Career guidance for successful development in fragile contexts
Lebanon’s positive experience in helping students get quality jobs, and its applicability to countries in similar situations, was the key takeaway from the European Training Foundation’s (ETF’s) online conversation ‘Career guidance for learners in fragile contexts: an example from Lebanon’, on Thursday 24 November.
Participants with an interest in human capital development from Albania, Algeria, Georgia, Greece, Italy, and North Macedonia, among others, generated numerous searching questions for the panel from Lebanon.
The panel’s guest speakers included Houssam El Hajj, Focal Point, Central Directorate for Vocational Education and Training (VET); Elias Geagea, Guidance and Employment Officer at Institut technique Edde-Jbeil, and Kevin Akiki, former beneficiary of career guidance and currently Installation Supervisor at Jamesway chick master incubators company.
‘48% of Lebanese citizens are seeking to leave for better opportunities abroad, due largely to political instability,’ said Denise Loughran, ETF’s Communication Officer, who hosted the event. ‘How can career guidance help societies in that context?’
Advice in situations of conflict
‘Students can be guided to choose the right field based on their passion and skills and the needs of the labour market,’ responded Geagea. ‘This means having to get to know our students but also learning about the company’s vision, their values, and so on, so that we can identify the right opportunities for students.’
El Hajj agreed with this approach and added that in the context of economic collapse and without an elected President, a Career Guidance and Employment Officer (GEO) is fundamental to help students choose the right major, advise them about jobs that might become obsolete, and assist them in finding quality internships. ‘This is what has been missing in Lebanon,’ he said.
El Hajj next detailed the process of selecting a GEO, who is often a teacher. ‘They take on this additional responsibility free of charge, but they must also fully understand the importance of the post.’
This selection process therefore takes time. In this context both the ETF and the IECD – a development assistance organisation that works in 16 countries across Africa, the Middle East and North Africa (MENA) region and South-East Asia – have played key roles. ‘They have kept us updated with training and been a constant help,’ he said.
Private sector engagement
It was tough to involve the private sector in career guidance in the context of a country that is facing huge challenges to simply exist, the audience heard. In particular, many in schools and private companies have an ‘old mentality’, but that has not stopped Lebanon making substantial progress. ‘We created an online platform to connect students with the private sector and made contact with nearly every company in the country,’ explained Geagea. ‘Now, however, attitudes are changing. Employers know if they hire a VET student, they have the skills and confidence to do their jobs very well.’
Akiki has benefitted from both this development and specific GEO advice as a student. ‘Because of the experience I gained in my first two posts, I found a good job locally,’ he said. ‘I was tempted to move abroad but feel proud to have stayed and help rebuild my country.’

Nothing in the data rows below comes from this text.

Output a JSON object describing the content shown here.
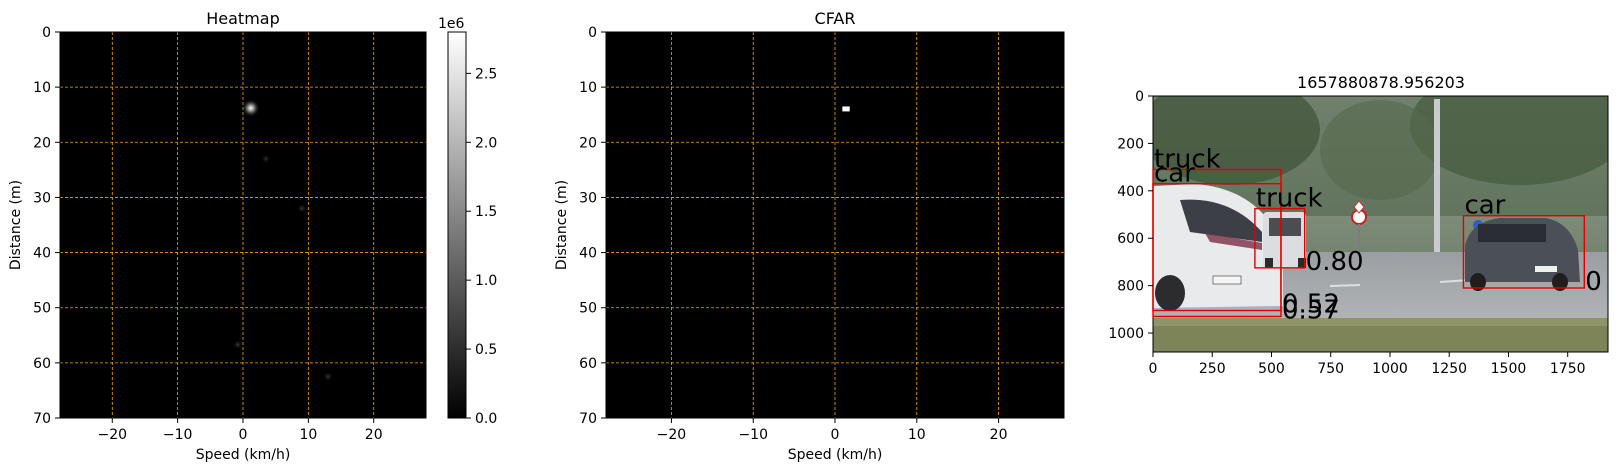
{
  "chart_data": [
    {
      "type": "heatmap",
      "title": "Heatmap",
      "xlabel": "Speed (km/h)",
      "ylabel": "Distance (m)",
      "xlim": [
        -28,
        28
      ],
      "ylim": [
        70,
        0
      ],
      "xticks": [
        "−20",
        "−10",
        "0",
        "10",
        "20"
      ],
      "xtick_values": [
        -20,
        -10,
        0,
        10,
        20
      ],
      "yticks": [
        "0",
        "10",
        "20",
        "30",
        "40",
        "50",
        "60",
        "70"
      ],
      "ytick_values": [
        0,
        10,
        20,
        30,
        40,
        50,
        60,
        70
      ],
      "grid": true,
      "grid_color": "#ffa500",
      "background": "#000000",
      "colormap": "gray",
      "colorbar": {
        "scale_label": "1e6",
        "ticks": [
          "0.0",
          "0.5",
          "1.0",
          "1.5",
          "2.0",
          "2.5"
        ],
        "tick_values": [
          0.0,
          0.5,
          1.0,
          1.5,
          2.0,
          2.5
        ],
        "max": 2.8
      },
      "hotspots": [
        {
          "speed": 1.2,
          "distance": 13.8,
          "value": 2.8
        },
        {
          "speed": 9.0,
          "distance": 32.0,
          "value": 0.3
        },
        {
          "speed": -0.8,
          "distance": 56.7,
          "value": 0.35
        },
        {
          "speed": 13.0,
          "distance": 62.5,
          "value": 0.2
        },
        {
          "speed": 3.5,
          "distance": 23.0,
          "value": 0.1
        }
      ]
    },
    {
      "type": "heatmap",
      "title": "CFAR",
      "xlabel": "Speed (km/h)",
      "ylabel": "Distance (m)",
      "xlim": [
        -28,
        28
      ],
      "ylim": [
        70,
        0
      ],
      "xticks": [
        "−20",
        "−10",
        "0",
        "10",
        "20"
      ],
      "xtick_values": [
        -20,
        -10,
        0,
        10,
        20
      ],
      "yticks": [
        "0",
        "10",
        "20",
        "30",
        "40",
        "50",
        "60",
        "70"
      ],
      "ytick_values": [
        0,
        10,
        20,
        30,
        40,
        50,
        60,
        70
      ],
      "grid": true,
      "grid_color": "#ffa500",
      "background": "#000000",
      "detections": [
        {
          "speed_min": 0.9,
          "speed_max": 1.8,
          "distance_min": 13.5,
          "distance_max": 14.4
        }
      ]
    },
    {
      "type": "image",
      "title": "1657880878.956203",
      "xlim": [
        0,
        1920
      ],
      "ylim": [
        1080,
        0
      ],
      "xticks": [
        "0",
        "250",
        "500",
        "750",
        "1000",
        "1250",
        "1500",
        "1750"
      ],
      "xtick_values": [
        0,
        250,
        500,
        750,
        1000,
        1250,
        1500,
        1750
      ],
      "yticks": [
        "0",
        "200",
        "400",
        "600",
        "800",
        "1000"
      ],
      "ytick_values": [
        0,
        200,
        400,
        600,
        800,
        1000
      ],
      "box_color": "#e00000",
      "detections": [
        {
          "label": "truck",
          "score": "0.57",
          "x1": 0,
          "y1": 310,
          "x2": 540,
          "y2": 930
        },
        {
          "label": "car",
          "score": "0.52",
          "x1": 0,
          "y1": 370,
          "x2": 540,
          "y2": 905
        },
        {
          "label": "truck",
          "score": "0.80",
          "x1": 430,
          "y1": 475,
          "x2": 640,
          "y2": 725
        },
        {
          "label": "car",
          "score": "0",
          "x1": 1310,
          "y1": 505,
          "x2": 1820,
          "y2": 810
        }
      ]
    }
  ]
}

In this context, El Hajj said it was well known that Lebanese graduates are targeted by private companies from other countries. ‘We tell our students that they are valued, and we try to find attractive opportunities to stop them going abroad,’ he said.
Developing company links
An Albanian teacher from the audience asked what his school could do about difficulties building relationships with the private sector.
‘I’m sure the problem is not with your school,’ responded Geagea. ‘You should visit those companies and explain about your training programmes and why your students have the necessary skills. We have succeeded with this approach in Lebanon,’ he said.
‘You have been knocking at the wrong door,’ added El Hajj. ‘Our experience is that they jump at the opportunity to have our graduates.’
Guidance for success
‘Can schools give too much careers guidance?’ enquired Loughran.
‘There needs to be a balance; I start by asking why a student has chosen a particular field,’ responded Geagea. ‘Sometimes they say it is because their parents wanted it, or they have a passion for it. But passions can change over time, so we have to also ask if they have the ability to succeed.’
‘Educational institutions must not present themselves as employment agencies,’ an audience member interjected.
‘I agree but in Lebanon, there is a gap and we have to support students,’ replied El Hajj.
He then gave an example of a student who had thought of studying accounts but swapped to graphic design when she was made aware of local labour market needs. ‘She excelled and became the top student in Lebanon,’ he said.
When asked what advice the panel would give to students, Akiki had it clear: ‘Don’t be afraid to ask about anything related to jobs; any details can help.’
‘Stay positive, believe in yourself, try to make a career plan, and you will succeed,’ concluded Geagea.